Originally Posted by JeffDM
I really don't know about computer board production, though I do design very simple circuit boards from time to time. How much of a custom card is it, really? Could it be that they just put on a larger firmware chip? If it's a simple variation of an existing board, I don't see that part being expensive, change a part in the pick&place machine mid-stream for a batch and be done it. The part I see being expensive is developing and maintaining said firmware that's only used on one computer that might not get GPU upgrades. It doesn't help that there's no competition for Mac boards either, so the maker can charge what the market will bear.
As someone who has designed complex multilayer cards, I can say that modern graphics boards are fairly complex. While most cards are designed using computer programs, a good deal of human intervention is required. Also, it's rare that the first iteration, or even the second, is usable. Each new board must be designed from scratch. Even changing a half dozen traces can cause a total re design.
I agree with Onlooker, and yourself here on the number of boards sold. I've also been saying that the very small number is what prevents others from bothering to get into the market. EFI, though, has nothing to do with it.
If enough boards could be sold, then ATI, at least, would be in the Mac market, as they had been for years after every other manufacturer had abandoned it.

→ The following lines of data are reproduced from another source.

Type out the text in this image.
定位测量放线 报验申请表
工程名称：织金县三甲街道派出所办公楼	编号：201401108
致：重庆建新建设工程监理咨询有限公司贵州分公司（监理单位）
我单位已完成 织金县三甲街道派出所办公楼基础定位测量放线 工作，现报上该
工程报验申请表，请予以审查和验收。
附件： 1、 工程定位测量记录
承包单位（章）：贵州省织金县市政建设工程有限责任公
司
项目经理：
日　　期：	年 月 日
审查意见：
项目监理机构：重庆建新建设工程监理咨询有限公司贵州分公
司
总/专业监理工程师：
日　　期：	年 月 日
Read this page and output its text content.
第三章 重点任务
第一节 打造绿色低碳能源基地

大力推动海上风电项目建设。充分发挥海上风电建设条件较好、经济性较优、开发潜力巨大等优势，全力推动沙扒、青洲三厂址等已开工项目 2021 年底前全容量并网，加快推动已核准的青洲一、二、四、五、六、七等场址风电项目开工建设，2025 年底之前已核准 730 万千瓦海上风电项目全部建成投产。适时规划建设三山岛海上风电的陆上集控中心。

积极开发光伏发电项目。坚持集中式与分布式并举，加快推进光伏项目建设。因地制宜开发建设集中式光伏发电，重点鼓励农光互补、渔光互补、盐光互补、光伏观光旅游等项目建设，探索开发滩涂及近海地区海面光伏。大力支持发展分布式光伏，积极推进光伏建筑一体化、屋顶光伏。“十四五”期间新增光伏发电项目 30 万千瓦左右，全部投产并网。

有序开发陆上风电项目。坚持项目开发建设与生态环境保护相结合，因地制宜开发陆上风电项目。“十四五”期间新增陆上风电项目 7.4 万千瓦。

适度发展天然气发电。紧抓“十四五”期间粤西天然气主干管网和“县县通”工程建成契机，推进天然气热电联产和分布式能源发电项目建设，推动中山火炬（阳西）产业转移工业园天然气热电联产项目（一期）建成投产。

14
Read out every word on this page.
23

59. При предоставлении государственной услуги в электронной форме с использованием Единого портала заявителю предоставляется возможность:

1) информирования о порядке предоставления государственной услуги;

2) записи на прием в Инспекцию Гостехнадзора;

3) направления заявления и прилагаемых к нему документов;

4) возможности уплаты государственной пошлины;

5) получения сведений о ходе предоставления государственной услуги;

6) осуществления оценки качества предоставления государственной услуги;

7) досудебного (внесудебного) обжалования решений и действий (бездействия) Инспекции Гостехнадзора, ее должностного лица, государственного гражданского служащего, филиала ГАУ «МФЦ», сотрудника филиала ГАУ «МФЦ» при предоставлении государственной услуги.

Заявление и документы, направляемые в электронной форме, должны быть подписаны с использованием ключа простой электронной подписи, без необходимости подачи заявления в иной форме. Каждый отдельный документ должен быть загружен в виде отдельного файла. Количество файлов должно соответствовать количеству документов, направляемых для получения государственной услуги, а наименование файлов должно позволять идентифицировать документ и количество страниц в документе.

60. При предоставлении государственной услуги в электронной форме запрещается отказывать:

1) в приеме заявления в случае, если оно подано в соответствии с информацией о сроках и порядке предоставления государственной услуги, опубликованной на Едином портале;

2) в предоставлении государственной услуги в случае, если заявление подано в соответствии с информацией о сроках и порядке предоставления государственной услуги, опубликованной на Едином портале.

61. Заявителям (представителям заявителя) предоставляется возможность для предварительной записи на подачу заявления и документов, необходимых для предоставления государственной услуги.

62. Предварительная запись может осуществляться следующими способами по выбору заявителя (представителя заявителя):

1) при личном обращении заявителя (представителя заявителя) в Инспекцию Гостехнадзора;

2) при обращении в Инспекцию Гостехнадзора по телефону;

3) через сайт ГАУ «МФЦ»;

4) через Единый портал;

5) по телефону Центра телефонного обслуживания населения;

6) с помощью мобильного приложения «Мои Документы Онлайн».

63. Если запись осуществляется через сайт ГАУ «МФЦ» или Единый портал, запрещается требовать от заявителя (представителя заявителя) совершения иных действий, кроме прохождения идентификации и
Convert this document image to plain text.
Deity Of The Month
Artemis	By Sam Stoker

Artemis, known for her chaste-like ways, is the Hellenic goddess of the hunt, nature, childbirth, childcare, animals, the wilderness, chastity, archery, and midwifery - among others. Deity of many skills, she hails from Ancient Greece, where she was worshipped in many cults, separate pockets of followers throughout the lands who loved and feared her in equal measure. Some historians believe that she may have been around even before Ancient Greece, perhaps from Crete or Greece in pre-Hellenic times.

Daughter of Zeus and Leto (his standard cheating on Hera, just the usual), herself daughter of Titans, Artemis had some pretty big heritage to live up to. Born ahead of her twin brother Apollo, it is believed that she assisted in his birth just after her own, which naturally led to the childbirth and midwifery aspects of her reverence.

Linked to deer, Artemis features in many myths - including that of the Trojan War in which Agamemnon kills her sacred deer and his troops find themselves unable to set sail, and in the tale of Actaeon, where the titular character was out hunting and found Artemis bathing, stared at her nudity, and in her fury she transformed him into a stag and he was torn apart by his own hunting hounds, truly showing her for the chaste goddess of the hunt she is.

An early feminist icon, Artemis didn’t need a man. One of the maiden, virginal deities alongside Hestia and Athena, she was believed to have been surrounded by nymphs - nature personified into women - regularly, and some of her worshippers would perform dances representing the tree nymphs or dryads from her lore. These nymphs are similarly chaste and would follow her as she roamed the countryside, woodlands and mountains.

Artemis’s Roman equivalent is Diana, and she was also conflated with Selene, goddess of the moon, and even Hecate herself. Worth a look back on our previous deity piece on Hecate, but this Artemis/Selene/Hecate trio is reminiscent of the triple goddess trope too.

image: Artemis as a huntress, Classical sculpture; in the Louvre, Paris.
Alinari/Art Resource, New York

What we know of Mc Pro sales is at the last estimate, a year ago, was that Apple was selling no more than about 125,000 machines a quarter.
With most people buying the standard, least expensive card, that left Apple to sell very few higher grade cards.
What manufacturer would be crazy enough to try to enter that tiny market?
I'm willing to bet that Apple doesn't sell more than about 100,000 higher end cards this year for the Mac Pro's.
Even if ATi, or another did enter the market with a lower price than the $350 for the 8800 GT, many people would still buy Apple's card, because it's easy to do so, and for the money they are paying for the machine as a whole, perhaps including a new monitor, etc, the $200 upgrade price isn't much to care about.
As someone from a company who used to buy Macs, I can attest that for most companies, having the entire machine warranted by Apple, rather than having to look to different companies when something goes wrong, is often worth paying a bit more money up front.
Companies hate buying a machine with a card, then replacing that card with t third party card. first, the money spent on the card is wasted. Second, if you have a problem, the first thing you will be told is to put the original card back. If the card is bad, that's fine.
But, too often, there is some subtle problem that can only be understood, or resolved, with the bought card in place.
The same thing is true for third party memory. You'd be surprised as how many companies will buy machines with Apple's memory, BECAUSE it is Apple's memory, and warranted with the entire machine. Apple is responsible.
I know the post sort of got off track, but I just wanted to illustrate why some of these things happen.
If Apple followed my idea for a graphic card in the top line 24" iMac, there might be several times as many machines sold each quarter that accepts cards, for Apple to lower its card prices, and for room for others.